The bookies favourites going into last Thursday’s announcement of the winner of the Nobel Prize for Literature were Japanese writer Haruki Murakami and Kenyan Ngugi wa Thiong’o. That said, it was not a surprise that neither ended up with the award, as it went to Frenchman Patrick Modiano.
Shocks, surprises and blunders have become the forte of the Nobel Committee in recent years as they attempt to stay relevant, with competition growing in the form of the Neustadt Award, The Man Booker Prize and plenty of others.
There shouldn’t be any doubt that the Nobel committee has made some questionable decisions since its inception.
It’s only two years since the committee received harsh criticism as they chose Mo Yan as their Nobel Laureate for 2012. Popular writers such as Salman Rushdie and 2009 Laureate Herta Muller spoke out against the decision because of Yan’s close connection to the Chinese government.

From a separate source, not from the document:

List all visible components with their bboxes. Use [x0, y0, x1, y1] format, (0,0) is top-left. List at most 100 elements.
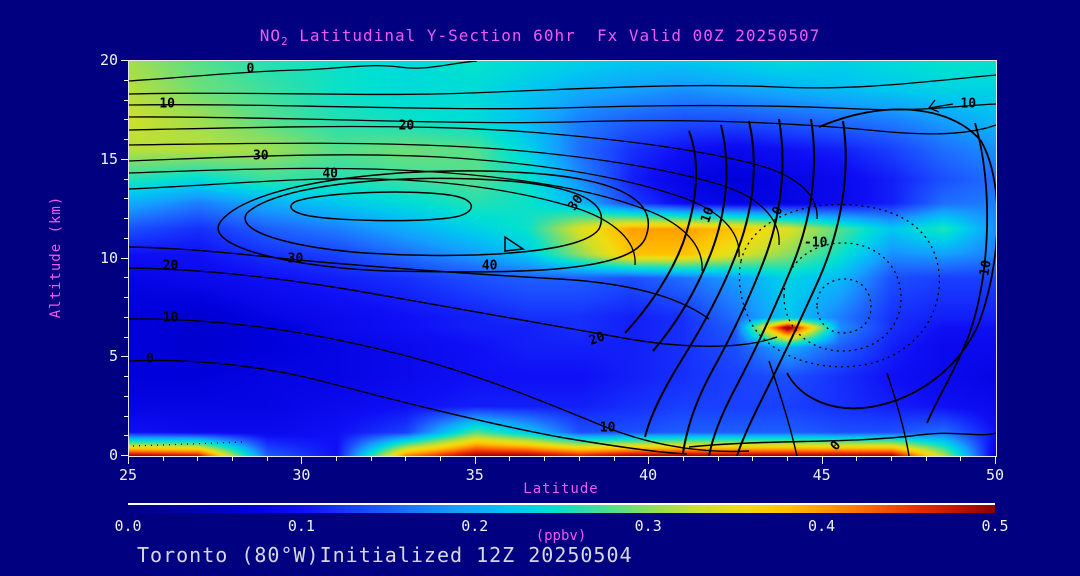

This example might beg the question as to whether a person’s literary merit is connected to their political beliefs. If we are to discriminate on these grounds, we could make the argument that Knut Hamsun, a supporter of the Nazi Party in Norway, or Jean Paul Sartre, an ardent member of The Communist Party, should have their awards stripped from their memory.
Perpetually tipped candidates like Thomas Pynchon and Cormac McCarthy are amongst the greats of the literary tradition and have likely already written their magnum opuses, so why not give one of them the prize?
Thomas Mann said that he wouldn’t have won the prize if it wasn’t for The Magic Mountain, a monumental allegorical novel about the opposing forces in Europe before the Second World War.
Thomas Pynchon’s novel, Gravity’s Rainbow, surely deserves the same kind of recognition? Perhaps Pynchon’s status as a recluse might take away from his potentiality as a candidate. Jean Paul Sartre has already made the Nobel Committee look foolish when he refused the award in 1964, because he wanted his work, rather than the Nobel Prize, to recommend itself.
The Nobel committee may feel vulnerable at the minute, as it faces competition and criticism from all sides. The list of recipients of the Neustadt International Prize for Literature, which is sponsored by the University of Oklahoma, reads very different from the Nobel list which has had the tendency to award the Prize within Europe or the Americas.
The Man Booker Prize, awarded every two years for a body of work in English or English translation, includes one notable name, Phillip Roth. Roth, who, alongside Pynchon, McCarthy and Delillo, is one of the premier names in world literature today, has his name run through the Nobel rumour mill every year.
The Prize, now highly scrutinised by the media, is beginning to lose some of its lustre. There doesn’t seem to be any possibility of anyone under fifty winning the award anymore, leaving the list of recipients to read like a retrospect or Hall of Fame unburdened of any relevance in modern literature.